Ryan Greenblatt comments on Clarifying two uses of “alignment”

Ryan Greenblatt 10 Mar 2024 20:02 UTC
4 points
0 ∶ 0
It’s possible that one key disagreement I have with Matthew is that I think the level of verification required for AI checks and balances isn’t clearly technically easy by default.
That is, the technical measures required for ‘We have several “different” AIs and sufficent safeguards that if at least one AI doesn’t collude with the other AIs and instead works with the AI lab, we’d remain in control.’ are non-trivial.
For instance, if we have serious ELK problems (black-box techniques like debate are insufficient and we can’t figure out something else that worse), then this implies that we won’t be able to distinguish between an AI with our best interests in mind and an AI which is tampering with all of our measuresments and deluding us. This is despite both of these AIs trying to present their best evidence that they are action in our interests. Further, tampering with all of our measurements and deluding us could look better than acting in our best interests.

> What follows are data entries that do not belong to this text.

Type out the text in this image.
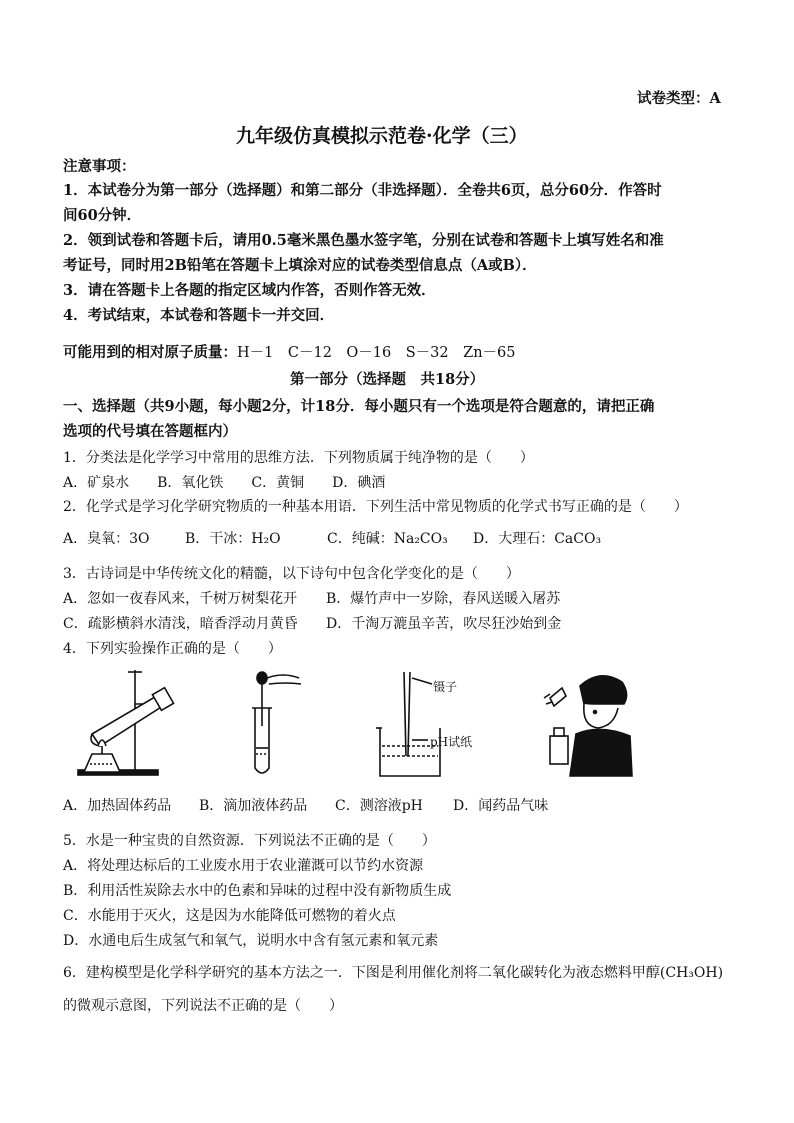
试卷类型：A
九年级仿真模拟示范卷·化学（三）
注意事项：
1．本试卷分为第一部分（选择题）和第二部分（非选择题）．全卷共6页，总分60分．作答时
间60分钟．
2．领到试卷和答题卡后，请用0.5毫米黑色墨水签字笔，分别在试卷和答题卡上填写姓名和准
考证号，同时用2B铅笔在答题卡上填涂对应的试卷类型信息点（A或B）．
3．请在答题卡上各题的指定区域内作答，否则作答无效．
4．考试结束，本试卷和答题卡一并交回．
可能用到的相对原子质量：H－1　C－12　O－16　S－32　Zn－65
第一部分（选择题　共18分）
一、选择题（共9小题，每小题2分，计18分．每小题只有一个选项是符合题意的，请把正确
选项的代号填在答题框内）
1．分类法是化学学习中常用的思维方法．下列物质属于纯净物的是（　　）
A．矿泉水　　B．氧化铁　　C．黄铜　　D．碘酒
2．化学式是学习化学研究物质的一种基本用语．下列生活中常见物质的化学式书写正确的是（　　）
A．臭氧：3O	B．干冰：H₂O	C．纯碱：Na₂CO₃ D．大理石：CaCO₃
3．古诗词是中华传统文化的精髓，以下诗句中包含化学变化的是（　　）
A．忽如一夜春风来，千树万树梨花开 B．爆竹声中一岁除，春风送暖入屠苏
C．疏影横斜水清浅，暗香浮动月黄昏 D．千淘万漉虽辛苦，吹尽狂沙始到金
4．下列实验操作正确的是（　　）
镊子
pH试纸
A．加热固体药品 B．滴加液体药品 C．测溶液pH D．闻药品气味
5．水是一种宝贵的自然资源．下列说法不正确的是（　　）
A．将处理达标后的工业废水用于农业灌溉可以节约水资源
B．利用活性炭除去水中的色素和异味的过程中没有新物质生成
C．水能用于灭火，这是因为水能降低可燃物的着火点
D．水通电后生成氢气和氧气，说明水中含有氢元素和氧元素
6．建构模型是化学科学研究的基本方法之一．下图是利用催化剂将二氧化碳转化为液态燃料甲醇(CH₃OH)
的微观示意图，下列说法不正确的是（　　）
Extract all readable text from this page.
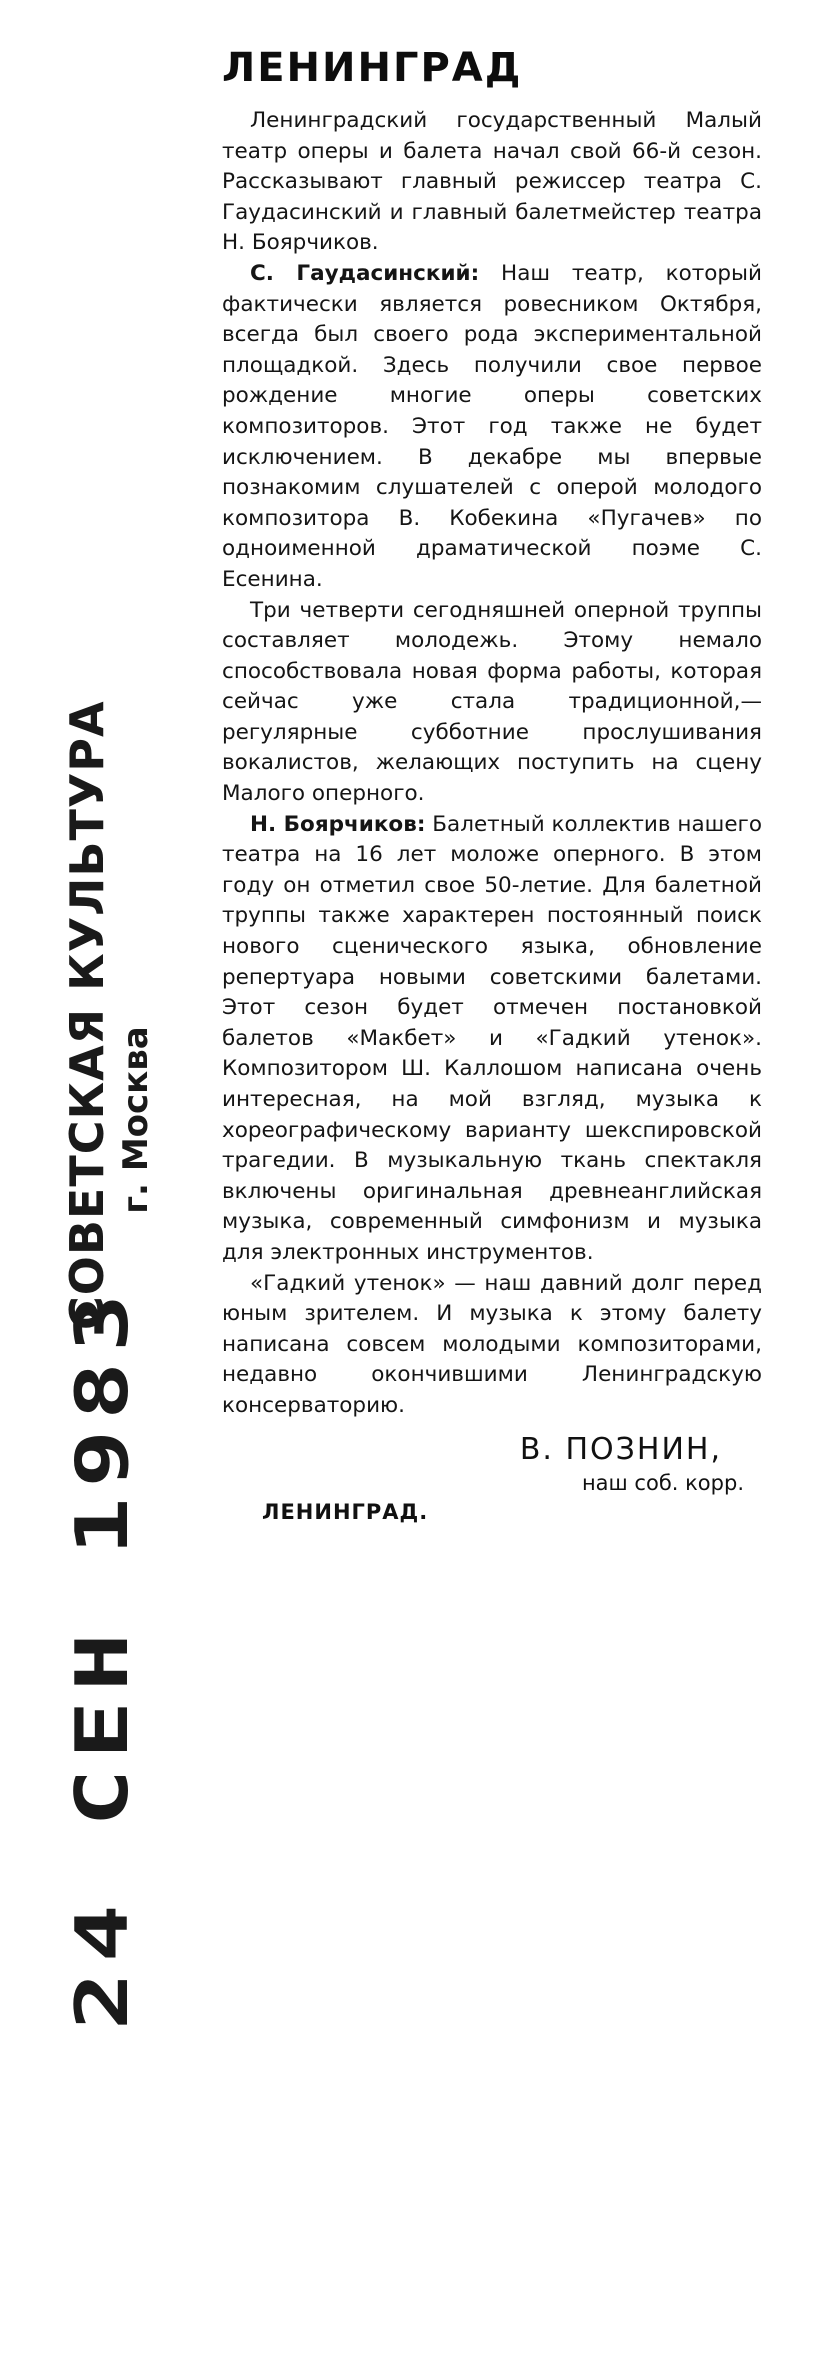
24 СЕН 1983
СОВЕТСКАЯ КУЛЬТУРА г. Москва
ЛЕНИНГРАД

Ленинградский государственный Малый театр оперы и балета начал свой 66-й сезон. Рассказывают главный режиссер театра С. Гаудасинский и главный балетмейстер театра Н. Боярчиков.

С. Гаудасинский: Наш театр, который фактически является ровесником Октября, всегда был своего рода экспериментальной площадкой. Здесь получили свое первое рождение многие оперы советских композиторов. Этот год также не будет исключением. В декабре мы впервые познакомим слушателей с оперой молодого композитора В. Кобекина «Пугачев» по одноименной драматической поэме С. Есенина.

Три четверти сегодняшней оперной труппы составляет молодежь. Этому немало способствовала новая форма работы, которая сейчас уже стала традиционной,— регулярные субботние прослушивания вокалистов, желающих поступить на сцену Малого оперного.

Н. Боярчиков: Балетный коллектив нашего театра на 16 лет моложе оперного. В этом году он отметил свое 50-летие. Для балетной труппы также характерен постоянный поиск нового сценического языка, обновление репертуара новыми советскими балетами. Этот сезон будет отмечен постановкой балетов «Макбет» и «Гадкий утенок». Композитором Ш. Каллошом написана очень интересная, на мой взгляд, музыка к хореографическому варианту шекспировской трагедии. В музыкальную ткань спектакля включены оригинальная древнеанглийская музыка, современный симфонизм и музыка для электронных инструментов.

«Гадкий утенок» — наш давний долг перед юным зрителем. И музыка к этому балету написана совсем молодыми композиторами, недавно окончившими Ленинградскую консерваторию.

В. ПОЗНИН,
наш соб. корр.
ЛЕНИНГРАД.
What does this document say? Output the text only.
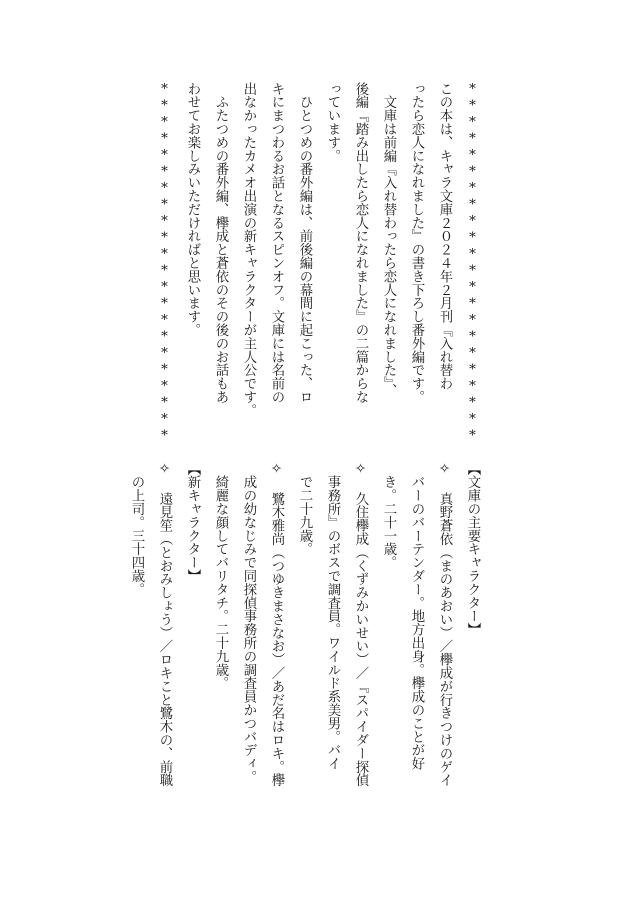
**********************

この本は、キャラ文庫２０２４年２月刊『入れ替わ

ったら恋人になれました』の書き下ろし番外編です。

　文庫は前編『入れ替わったら恋人になれました』、

後編『踏み出したら恋人になれました』の二篇からな

っています。

　ひとつめの番外編は、前後編の幕間に起こった、ロ

キにまつわるお話となるスピンオフ。文庫には名前の

出なかったカメオ出演の新キャラクターが主人公です。

　ふたつめの番外編、欅成と蒼依のその後のお話もあ

わせてお楽しみいただければと思います。

**********************

【文庫の主要キャラクター】

✧ 真野蒼依（まのあおい）／欅成が行きつけのゲイ

　バーのバーテンダー。地方出身。欅成のことが好

　き。二十一歳。

✧ 久住欅成（くずみかいせい）／『スパイダー探偵

　事務所』のボスで調査員。ワイルド系美男。バイ

　で二十九歳。

✧ 鷺木雅尚（つゆきまさなお）／あだ名はロキ。欅

　成の幼なじみで同探偵事務所の調査員かつバディ。

　綺麗な顔してバリタチ。二十九歳。

【新キャラクター】

✧ 遠見笙（とおみしょう）／ロキこと鷺木の、前職

　の上司。三十四歳。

This certainly isn’t the only disagreement I have with Matthew, but it might explain a lot of differences in how we think about the situation.
- Ryan Greenblatt 10 Mar 2024 22:25 UTC
  1 point
  0 ∶ 0
  Parent
  Also, note that this still applies when trying to pay AIs for goods and services. (Unless humanity has already augmented it’s intelligence, but if so, how did this happen in a desirable way?)